25. Mai 2020 2 Likes

„Künstliche Intelligenzen enthüllen die Neigungen ihrer Schöpfer.“

Im Gespräch mit Autor M. G. Wheaton („Emily Eternal“)

Lesezeit: 10 min.

Der Amerikaner Mark Wheaton (im Shop) wirkte bereits an Videogames („F.E.A.R. 2: Project Origin“) und Filmen („Freitag, der 13.“) mit, wobei er mit z. B. Michael Bay und Steven Sonderberg zusammenarbeitete, schrieb aber auch schon eigene Comics („Cleaners“). Außerdem war der gebürtige Texaner, der heute mit seiner Familie in Los Angeles lebt, als freier Journalist für den „Hollywood Reporter“ und „Total Film“ tätig. Nach mehreren Romankrimis veröffentlichte er als M. G. Wheaton seinen ersten Science-Fiction-Roman „Emily Eternal“, der bei Heyne auf Deutsch erschienen ist. Darin wird im Angesicht des drohenden Weltuntergangs die hoch entwickelte künstliche Intelligenz Emily – ein einfühlsames künstliches Bewusstsein – zur letzten Hoffnung der Menschheit. Vorausgesetzt, Emily überwindet ihre moralischen Bedenken, um möglichst viel von der menschlichen Spezies zu retten – egal welche Grenzen dabei überschritten werden müssen. Im Interview spricht Mark Wheaton über seine Erfahrungen mit Computern und KI, den Unterschied zwischen Drehbüchern und Romanen sowie die Parallelen zwischen seiner endzeitlichen Geschichte und der gegenwärtigen Corona- Krise.

 


Mark Wheaton. Foto © Morna Ciraki Photography

Hallo Mark. Du hast einen beruflichen Hintergrund mit Computern. Was genau hast du gemacht, und wie hat das die Entwicklung von Emily beeinflusst?

Um mich durchs College zu bringen, arbeitete ich in einer Fabrik an einem Fließband, wo CPUs und Server zusammengebaut wurden. Man erlernt die greifbare Seite von Technologie sehr schnell. Wie man Laufwerke repariert. Wie Massen an Informationen gespeichert werden. Wie Prozessoren arbeiten und welche Grenzen sie haben. Aber ich bin auch mit all dem aufgewachsen, da mein Vater sein ganzes Leben lang mit Computern arbeitete. In den 60ern, 70ern und 80ern installierte er Systeme für Bank- und Hotelketten, als diese von Akten aus Papier umstellten. Er brachte mir schon in jungen Jahren bei, wie Informationstechnologie voranschritt und was die Leute von ihr wollten.

Was Emilys Herkunft angeht, so hoffte ich, all das den nächsten logischen Schritt weiter zu führen.
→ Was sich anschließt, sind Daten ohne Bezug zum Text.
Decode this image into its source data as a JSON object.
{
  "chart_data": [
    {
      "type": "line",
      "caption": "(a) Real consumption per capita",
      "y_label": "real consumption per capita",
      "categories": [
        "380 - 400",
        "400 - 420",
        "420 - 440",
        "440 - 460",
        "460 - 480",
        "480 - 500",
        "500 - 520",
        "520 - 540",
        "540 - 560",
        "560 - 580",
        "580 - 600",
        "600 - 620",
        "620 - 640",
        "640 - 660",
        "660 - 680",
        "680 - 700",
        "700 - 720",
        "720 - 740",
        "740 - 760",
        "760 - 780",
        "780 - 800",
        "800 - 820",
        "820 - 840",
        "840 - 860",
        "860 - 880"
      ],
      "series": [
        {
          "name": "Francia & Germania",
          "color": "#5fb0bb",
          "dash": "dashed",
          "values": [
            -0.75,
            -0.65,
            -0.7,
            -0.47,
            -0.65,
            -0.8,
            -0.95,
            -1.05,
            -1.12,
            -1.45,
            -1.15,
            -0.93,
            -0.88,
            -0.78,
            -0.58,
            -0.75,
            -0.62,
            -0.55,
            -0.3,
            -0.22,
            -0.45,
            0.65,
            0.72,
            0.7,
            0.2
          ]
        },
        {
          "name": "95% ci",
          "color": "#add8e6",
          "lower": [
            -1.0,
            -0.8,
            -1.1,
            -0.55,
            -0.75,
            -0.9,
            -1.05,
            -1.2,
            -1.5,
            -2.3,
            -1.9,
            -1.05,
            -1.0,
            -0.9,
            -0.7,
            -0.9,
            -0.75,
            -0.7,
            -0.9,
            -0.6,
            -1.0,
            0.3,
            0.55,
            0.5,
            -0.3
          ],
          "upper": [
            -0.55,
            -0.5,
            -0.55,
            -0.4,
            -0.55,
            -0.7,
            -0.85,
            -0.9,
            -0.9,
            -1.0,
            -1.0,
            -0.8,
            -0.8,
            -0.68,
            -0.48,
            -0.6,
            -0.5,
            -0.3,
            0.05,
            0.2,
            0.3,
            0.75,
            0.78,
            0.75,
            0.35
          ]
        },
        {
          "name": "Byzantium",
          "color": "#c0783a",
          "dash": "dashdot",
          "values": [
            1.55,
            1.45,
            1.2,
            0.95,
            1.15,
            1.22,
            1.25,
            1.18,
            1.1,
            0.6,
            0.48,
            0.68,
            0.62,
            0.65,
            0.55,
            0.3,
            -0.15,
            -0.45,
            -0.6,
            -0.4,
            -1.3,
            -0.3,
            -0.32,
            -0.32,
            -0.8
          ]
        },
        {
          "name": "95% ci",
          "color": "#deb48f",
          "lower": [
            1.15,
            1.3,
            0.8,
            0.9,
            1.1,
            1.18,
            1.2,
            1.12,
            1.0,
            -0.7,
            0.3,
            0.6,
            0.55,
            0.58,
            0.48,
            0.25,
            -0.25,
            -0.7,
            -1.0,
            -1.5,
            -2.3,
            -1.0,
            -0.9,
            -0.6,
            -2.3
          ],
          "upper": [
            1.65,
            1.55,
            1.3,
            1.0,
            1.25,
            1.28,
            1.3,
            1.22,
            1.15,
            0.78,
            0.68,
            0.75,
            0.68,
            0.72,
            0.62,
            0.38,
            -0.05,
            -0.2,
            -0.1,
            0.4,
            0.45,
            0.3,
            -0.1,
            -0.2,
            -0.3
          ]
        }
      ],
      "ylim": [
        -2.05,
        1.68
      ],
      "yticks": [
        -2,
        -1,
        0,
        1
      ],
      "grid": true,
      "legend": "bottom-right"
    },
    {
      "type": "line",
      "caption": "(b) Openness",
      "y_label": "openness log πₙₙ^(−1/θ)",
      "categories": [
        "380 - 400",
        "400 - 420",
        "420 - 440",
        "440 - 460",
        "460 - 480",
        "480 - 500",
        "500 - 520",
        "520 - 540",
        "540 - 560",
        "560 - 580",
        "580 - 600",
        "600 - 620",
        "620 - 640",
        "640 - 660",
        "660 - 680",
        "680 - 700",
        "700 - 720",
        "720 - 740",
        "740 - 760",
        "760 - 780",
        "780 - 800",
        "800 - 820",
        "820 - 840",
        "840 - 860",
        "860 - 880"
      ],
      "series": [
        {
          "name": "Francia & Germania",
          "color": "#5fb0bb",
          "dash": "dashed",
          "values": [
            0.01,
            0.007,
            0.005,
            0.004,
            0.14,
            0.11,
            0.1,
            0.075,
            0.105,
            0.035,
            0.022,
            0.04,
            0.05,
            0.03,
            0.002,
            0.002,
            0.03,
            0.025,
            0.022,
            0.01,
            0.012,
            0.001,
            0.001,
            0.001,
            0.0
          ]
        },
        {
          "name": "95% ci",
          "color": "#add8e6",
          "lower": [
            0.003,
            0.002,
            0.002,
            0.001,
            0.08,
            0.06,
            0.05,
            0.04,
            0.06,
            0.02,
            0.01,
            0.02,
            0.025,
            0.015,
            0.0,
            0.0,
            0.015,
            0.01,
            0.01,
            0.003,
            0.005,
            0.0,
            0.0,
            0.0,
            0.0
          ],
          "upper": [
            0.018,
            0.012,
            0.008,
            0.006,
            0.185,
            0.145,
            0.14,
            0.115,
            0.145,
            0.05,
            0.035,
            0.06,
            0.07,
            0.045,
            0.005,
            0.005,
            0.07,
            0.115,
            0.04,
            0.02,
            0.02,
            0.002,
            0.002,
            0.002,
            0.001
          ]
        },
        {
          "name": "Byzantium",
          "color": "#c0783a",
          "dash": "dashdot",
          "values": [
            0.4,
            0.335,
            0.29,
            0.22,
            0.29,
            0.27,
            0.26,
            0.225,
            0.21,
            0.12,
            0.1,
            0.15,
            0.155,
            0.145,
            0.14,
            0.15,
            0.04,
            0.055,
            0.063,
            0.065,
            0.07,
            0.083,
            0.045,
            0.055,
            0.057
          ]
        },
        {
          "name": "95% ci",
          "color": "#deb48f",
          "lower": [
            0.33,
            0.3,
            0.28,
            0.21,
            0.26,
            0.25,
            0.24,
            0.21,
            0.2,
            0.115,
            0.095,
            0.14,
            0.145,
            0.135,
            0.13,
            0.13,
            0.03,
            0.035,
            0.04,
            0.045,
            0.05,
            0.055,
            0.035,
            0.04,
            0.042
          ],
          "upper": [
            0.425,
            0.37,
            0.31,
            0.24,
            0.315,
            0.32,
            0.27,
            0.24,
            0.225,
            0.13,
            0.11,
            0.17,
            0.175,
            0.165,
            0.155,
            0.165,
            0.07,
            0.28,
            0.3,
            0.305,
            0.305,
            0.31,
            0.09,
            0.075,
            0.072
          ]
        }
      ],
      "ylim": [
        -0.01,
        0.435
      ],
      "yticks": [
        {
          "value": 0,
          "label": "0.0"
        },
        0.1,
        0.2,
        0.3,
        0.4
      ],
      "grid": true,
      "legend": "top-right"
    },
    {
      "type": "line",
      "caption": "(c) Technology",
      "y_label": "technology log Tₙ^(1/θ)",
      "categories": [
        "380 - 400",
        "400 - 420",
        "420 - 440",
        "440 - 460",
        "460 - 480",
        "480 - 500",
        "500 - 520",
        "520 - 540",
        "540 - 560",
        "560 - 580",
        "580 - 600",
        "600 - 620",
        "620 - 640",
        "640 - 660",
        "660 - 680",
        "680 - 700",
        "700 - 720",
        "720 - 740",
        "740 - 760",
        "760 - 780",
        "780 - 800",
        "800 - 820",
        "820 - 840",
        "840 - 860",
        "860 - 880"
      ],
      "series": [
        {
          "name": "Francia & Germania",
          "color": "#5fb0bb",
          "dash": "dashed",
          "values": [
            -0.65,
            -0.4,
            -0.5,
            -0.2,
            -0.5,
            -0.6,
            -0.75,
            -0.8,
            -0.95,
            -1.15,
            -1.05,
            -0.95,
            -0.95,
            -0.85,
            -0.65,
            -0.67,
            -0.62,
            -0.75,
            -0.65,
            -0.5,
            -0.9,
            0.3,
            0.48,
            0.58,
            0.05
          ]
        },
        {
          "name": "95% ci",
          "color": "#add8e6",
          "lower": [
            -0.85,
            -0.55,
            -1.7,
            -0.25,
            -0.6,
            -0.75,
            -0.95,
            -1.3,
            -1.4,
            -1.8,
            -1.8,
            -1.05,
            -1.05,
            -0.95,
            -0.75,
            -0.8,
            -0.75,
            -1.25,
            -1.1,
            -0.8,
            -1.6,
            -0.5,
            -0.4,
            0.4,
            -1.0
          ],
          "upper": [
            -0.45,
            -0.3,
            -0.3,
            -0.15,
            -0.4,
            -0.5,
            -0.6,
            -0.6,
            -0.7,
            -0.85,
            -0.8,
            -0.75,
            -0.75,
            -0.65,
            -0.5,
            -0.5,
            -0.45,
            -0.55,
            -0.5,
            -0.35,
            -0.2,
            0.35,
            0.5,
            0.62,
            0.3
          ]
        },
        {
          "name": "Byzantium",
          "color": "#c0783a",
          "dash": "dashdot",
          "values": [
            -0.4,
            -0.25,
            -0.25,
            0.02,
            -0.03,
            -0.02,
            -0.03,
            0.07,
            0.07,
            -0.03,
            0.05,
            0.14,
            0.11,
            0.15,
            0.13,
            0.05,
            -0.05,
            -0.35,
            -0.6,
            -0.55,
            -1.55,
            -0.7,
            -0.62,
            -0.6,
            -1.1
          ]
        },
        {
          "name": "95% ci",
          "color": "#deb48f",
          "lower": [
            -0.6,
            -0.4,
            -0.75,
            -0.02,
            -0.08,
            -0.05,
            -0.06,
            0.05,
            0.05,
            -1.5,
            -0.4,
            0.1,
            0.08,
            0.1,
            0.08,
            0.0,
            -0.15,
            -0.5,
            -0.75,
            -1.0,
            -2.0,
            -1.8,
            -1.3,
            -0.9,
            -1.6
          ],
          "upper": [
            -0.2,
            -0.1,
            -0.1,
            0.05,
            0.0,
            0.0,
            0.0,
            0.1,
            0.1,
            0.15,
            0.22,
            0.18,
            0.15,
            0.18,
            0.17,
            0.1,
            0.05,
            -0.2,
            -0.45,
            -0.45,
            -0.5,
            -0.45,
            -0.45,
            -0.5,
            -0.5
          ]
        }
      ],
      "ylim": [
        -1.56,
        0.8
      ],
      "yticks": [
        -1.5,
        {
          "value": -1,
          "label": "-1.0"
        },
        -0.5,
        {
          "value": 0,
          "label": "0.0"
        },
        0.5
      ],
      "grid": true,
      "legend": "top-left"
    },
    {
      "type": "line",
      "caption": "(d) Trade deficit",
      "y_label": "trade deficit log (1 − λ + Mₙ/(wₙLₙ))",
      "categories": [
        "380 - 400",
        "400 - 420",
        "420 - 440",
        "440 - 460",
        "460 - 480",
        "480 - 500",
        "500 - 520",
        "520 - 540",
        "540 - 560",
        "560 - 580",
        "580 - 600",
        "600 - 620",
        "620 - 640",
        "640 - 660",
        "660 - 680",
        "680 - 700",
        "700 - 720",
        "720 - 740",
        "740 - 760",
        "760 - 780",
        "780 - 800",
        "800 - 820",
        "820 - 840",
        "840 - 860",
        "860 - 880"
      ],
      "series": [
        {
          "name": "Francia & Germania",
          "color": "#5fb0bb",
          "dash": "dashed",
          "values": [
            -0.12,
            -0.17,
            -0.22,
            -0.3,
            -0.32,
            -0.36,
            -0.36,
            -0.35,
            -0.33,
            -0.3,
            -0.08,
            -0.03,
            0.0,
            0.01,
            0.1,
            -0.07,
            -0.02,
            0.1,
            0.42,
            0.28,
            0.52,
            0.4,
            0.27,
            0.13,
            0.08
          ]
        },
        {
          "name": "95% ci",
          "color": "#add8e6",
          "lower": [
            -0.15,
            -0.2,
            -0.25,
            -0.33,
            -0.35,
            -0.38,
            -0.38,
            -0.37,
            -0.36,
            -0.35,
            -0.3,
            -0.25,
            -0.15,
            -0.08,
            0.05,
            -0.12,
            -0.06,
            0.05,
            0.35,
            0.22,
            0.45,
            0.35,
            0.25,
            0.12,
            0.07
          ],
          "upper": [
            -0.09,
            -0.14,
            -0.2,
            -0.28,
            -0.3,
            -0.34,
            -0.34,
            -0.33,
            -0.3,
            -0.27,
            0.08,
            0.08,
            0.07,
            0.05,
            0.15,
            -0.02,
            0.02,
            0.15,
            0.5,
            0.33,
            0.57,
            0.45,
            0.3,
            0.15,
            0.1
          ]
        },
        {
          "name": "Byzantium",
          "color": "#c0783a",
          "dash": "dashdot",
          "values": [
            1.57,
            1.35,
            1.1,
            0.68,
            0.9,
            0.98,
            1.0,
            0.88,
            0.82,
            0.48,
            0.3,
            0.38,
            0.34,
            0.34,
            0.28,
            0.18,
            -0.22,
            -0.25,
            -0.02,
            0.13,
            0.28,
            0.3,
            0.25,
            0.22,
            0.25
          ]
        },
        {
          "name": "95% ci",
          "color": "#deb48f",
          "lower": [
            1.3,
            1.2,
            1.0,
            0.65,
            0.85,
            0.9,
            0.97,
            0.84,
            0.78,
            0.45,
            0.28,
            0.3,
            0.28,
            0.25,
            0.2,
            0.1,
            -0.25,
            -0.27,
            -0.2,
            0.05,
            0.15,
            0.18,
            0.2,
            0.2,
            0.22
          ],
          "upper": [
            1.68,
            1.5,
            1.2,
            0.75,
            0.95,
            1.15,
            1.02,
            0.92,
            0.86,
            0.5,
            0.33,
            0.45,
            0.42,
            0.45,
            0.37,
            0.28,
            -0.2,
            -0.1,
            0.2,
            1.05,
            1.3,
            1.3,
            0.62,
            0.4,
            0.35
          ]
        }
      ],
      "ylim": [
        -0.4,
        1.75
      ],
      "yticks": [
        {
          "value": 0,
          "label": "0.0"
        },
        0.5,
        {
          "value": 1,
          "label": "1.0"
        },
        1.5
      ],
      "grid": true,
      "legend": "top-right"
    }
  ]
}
Derzeit wird viel dahingehend geforscht, wie Erinnerungen in Menschen und Tieren existieren und aufbewahrt werden. In den letzten fünf Jahren hat es Experimente mit Erinnerungen gegeben, die in Mäuse implantiert wurden, oder Genen, die von einem menschlichen Gehirn in das eines Affen transferiert wurden, um den Empfänger der Transplantation etwas erlangen zu lassen, das sonst nur chirurgisch erworben hätte werden können. In der Extrapolation deutet das an, dass individuelle Erinnerungen, konditioniertes Verhalten und Erfahrungen eines Tages, unter Umständen, ebenfalls gespeichert oder transplantiert werden können. Das könnte zu menschlicher Unsterblichkeit und endlosem Lernen führen.

Emily wäre ein Produkt all dieser Entwicklungen. Sie ist nicht bloß das Ergebnis der Erschaffung eines künstlichen Bewusstseins (was natürlich suggeriert, dass wir eines Tages tatsächlich in der Lage sein werden, das knifflige Problem zu lösen, was Bewusstsein wirklich ist), sie kann außerdem dazu genutzt werden, das lebendige Bewusstsein der gesamten Menschheit zu ernten und zu speichern. Und wenn das möglich wäre, wie wird sie uns dann sehen?

Das Verhältnis von Emily und ihrem menschlichen Schöpfer im Buch ist zudem ziemlich interessant …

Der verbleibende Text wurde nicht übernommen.